Le contrat est accompagné du formulaire type de rétractation mentionné au 2° de l’article L. 221-5.
L’article L221-5 du même code, dans sa version applicable au litige, dispose que préalablement à la conclusion d’un contrat de vente ou de fourniture de services, le professionnel communique au consommateur, de manière lisible et compréhensible, les informations suivantes :
1° Les informations prévues aux articles L111-1 et L. 111-2 ;
2° Lorsque le droit de rétractation existe, les conditions, le délai et les modalités d’exercice de ce droit ainsi que le formulaire type de rétractation, dont les conditions de présentation et les mentions qu’il contient sont fixées par décret en Conseil d’Etat ;
3° Le cas échéant, le fait que le consommateur supporte les frais de renvoi du bien en cas de rétractation et, pour les contrats à distance, le coût de renvoi du bien lorsque celui-ci, en raison de sa nature, ne peut normalement être renvoyé par la poste ;
4° L’information sur l’obligation du consommateur de payer des frais lorsque celui-ci exerce son droit de rétractation d’un contrat de prestation de services, de distribution d’eau, de fourniture de gaz ou d’électricité et d’abonnement à un réseau de chauffage urbain dont il a demandé expressément l’exécution avant la fin du délai de rétractation ; ces frais sont calculés selon les modalités fixées à l’article L221-25 ;
Lorsque le droit de rétractation ne peut être exercé en application de l’article L221-28, l’information selon laquelle le consommateur ne bénéficie pas de ce droit ou, le cas échéant, les circonstances dans lesquelles le consommateur perd son droit de rétractation ;
6° Les informations relatives aux coordonnées du professionnel, le cas échéant aux coûts de l’utilisation de la technique de communication à distance, à l’existence de codes de bonne conduite, le cas échéant aux cautions et garanties, aux modalités de résiliation, aux modes de règlement des litiges et aux autres conditions contractuelles, dont la liste et le contenu sont fixés par décret en Conseil d’Etat.

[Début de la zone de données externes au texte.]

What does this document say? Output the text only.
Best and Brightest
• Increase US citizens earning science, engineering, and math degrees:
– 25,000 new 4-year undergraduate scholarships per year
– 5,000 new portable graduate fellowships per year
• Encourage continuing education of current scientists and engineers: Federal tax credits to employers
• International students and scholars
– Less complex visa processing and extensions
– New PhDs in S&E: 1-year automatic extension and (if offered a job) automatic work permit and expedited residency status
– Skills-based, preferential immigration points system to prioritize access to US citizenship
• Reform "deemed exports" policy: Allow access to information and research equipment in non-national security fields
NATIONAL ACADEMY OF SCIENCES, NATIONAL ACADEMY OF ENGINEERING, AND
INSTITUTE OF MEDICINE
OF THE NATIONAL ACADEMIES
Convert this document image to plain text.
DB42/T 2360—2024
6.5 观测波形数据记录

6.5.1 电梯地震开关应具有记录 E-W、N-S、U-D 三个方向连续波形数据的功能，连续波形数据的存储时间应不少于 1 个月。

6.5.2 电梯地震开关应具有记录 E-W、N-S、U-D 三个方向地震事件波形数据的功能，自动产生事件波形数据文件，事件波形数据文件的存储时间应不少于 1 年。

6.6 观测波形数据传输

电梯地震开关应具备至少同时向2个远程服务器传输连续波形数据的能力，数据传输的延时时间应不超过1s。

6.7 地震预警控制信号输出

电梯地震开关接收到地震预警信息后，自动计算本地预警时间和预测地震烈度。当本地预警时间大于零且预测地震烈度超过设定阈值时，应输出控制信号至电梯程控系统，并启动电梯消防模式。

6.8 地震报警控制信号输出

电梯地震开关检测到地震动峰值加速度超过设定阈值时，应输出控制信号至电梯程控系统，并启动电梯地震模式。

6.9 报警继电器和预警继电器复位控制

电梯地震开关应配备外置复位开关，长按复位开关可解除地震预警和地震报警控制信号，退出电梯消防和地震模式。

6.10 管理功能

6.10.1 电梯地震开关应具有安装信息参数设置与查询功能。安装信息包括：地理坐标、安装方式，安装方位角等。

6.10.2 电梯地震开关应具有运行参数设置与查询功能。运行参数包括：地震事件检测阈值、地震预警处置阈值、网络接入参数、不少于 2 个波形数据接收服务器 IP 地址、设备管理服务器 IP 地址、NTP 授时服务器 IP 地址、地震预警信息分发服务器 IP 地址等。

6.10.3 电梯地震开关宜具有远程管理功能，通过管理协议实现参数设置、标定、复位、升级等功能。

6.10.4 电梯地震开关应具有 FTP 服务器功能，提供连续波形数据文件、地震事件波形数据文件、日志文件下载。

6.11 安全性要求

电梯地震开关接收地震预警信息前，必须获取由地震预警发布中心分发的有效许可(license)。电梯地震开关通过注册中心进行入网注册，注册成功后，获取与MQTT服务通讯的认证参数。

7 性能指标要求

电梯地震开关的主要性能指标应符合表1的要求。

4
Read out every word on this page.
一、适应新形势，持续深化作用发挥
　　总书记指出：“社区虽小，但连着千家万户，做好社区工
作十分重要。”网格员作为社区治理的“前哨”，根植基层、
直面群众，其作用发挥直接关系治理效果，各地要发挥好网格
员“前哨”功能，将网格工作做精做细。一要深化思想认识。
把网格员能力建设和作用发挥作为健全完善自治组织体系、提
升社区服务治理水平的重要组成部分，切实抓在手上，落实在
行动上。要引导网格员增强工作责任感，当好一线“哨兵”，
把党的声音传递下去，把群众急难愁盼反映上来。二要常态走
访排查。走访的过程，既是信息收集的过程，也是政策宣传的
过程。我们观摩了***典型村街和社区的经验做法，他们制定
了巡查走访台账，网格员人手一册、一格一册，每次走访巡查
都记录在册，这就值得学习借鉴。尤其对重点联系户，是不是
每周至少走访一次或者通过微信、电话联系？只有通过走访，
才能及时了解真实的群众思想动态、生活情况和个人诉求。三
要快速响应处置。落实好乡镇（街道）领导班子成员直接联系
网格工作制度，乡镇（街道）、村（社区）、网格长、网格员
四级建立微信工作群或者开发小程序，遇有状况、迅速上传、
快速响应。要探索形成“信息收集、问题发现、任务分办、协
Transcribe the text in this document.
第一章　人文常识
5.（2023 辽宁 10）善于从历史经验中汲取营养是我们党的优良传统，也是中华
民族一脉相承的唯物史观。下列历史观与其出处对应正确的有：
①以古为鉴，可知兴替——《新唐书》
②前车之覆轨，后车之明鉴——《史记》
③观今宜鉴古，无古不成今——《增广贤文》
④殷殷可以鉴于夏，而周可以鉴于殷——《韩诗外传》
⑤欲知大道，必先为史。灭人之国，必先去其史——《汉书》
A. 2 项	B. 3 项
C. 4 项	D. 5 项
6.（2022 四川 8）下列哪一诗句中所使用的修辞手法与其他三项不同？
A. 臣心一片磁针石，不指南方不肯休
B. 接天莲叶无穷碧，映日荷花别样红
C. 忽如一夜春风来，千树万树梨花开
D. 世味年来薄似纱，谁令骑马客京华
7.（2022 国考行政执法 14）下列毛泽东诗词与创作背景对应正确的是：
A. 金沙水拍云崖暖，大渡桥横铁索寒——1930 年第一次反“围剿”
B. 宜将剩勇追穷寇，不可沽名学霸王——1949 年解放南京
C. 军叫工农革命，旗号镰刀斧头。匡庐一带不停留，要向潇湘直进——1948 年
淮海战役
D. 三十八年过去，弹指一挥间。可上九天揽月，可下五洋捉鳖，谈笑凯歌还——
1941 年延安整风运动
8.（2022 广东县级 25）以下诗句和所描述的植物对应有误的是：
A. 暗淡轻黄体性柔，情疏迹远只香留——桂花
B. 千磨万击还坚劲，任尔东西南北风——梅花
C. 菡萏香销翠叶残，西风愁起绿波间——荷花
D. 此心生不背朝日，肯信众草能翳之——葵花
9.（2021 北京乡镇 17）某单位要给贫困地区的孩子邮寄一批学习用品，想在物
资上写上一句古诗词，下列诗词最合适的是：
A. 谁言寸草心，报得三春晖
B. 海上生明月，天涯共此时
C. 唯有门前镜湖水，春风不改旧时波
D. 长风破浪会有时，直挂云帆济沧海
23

Sur les caractéristiques essentielles et le prix du bien
L’article L111-1 du code de la consommation dans sa version applicable au litige dispose que « Avant que le consommateur ne soit lié par un contrat de vente de biens ou de fourniture de services, le professionnel communique au consommateur, de manière lisible et compréhensible, les informations suivantes :
1° Les caractéristiques essentielles du bien ou du service, compte tenu du support de communication utilisé et du bien ou service concerné ; ('). »
« Il résulte des articles L. 111-1, L. 121-17 et L. 121-18-1 du code de la consommation, dans leur rédaction antérieure à celle issue de l’ordonnance n° 2016-301 du 14 mars 2016, qu’un contrat de vente ou de fourniture de services conclu hors établissement doit, à peine de nullité, indiquer, de manière lisible et compréhensible, les caractéristiques essentielles du bien ou du service.
Ayant relevé que si la description de l’installation permettait aux acquéreurs de se faire une idée globale des éléments la composant, elle était insuffisante pour décrire ses caractéristiques techniques et fait ainsi ressortir que ces éléments ne satisfaisaient pas à l’exigence de compréhensibilité imposée par l’article L. 121-17 du code de la consommation, faute d’informer les acquéreurs sur la production d’électricité de l’installation, la cour d’appel en a exactement déduit qu’en l’absence d’une telle information portant sur le résultat attendu de l’utilisation de cet équipement, constituant une caractéristique essentielle, la vente devait être annulée. » (Cour de cassation, 1ère civ. 20 décembre 2023, n°22-14.020).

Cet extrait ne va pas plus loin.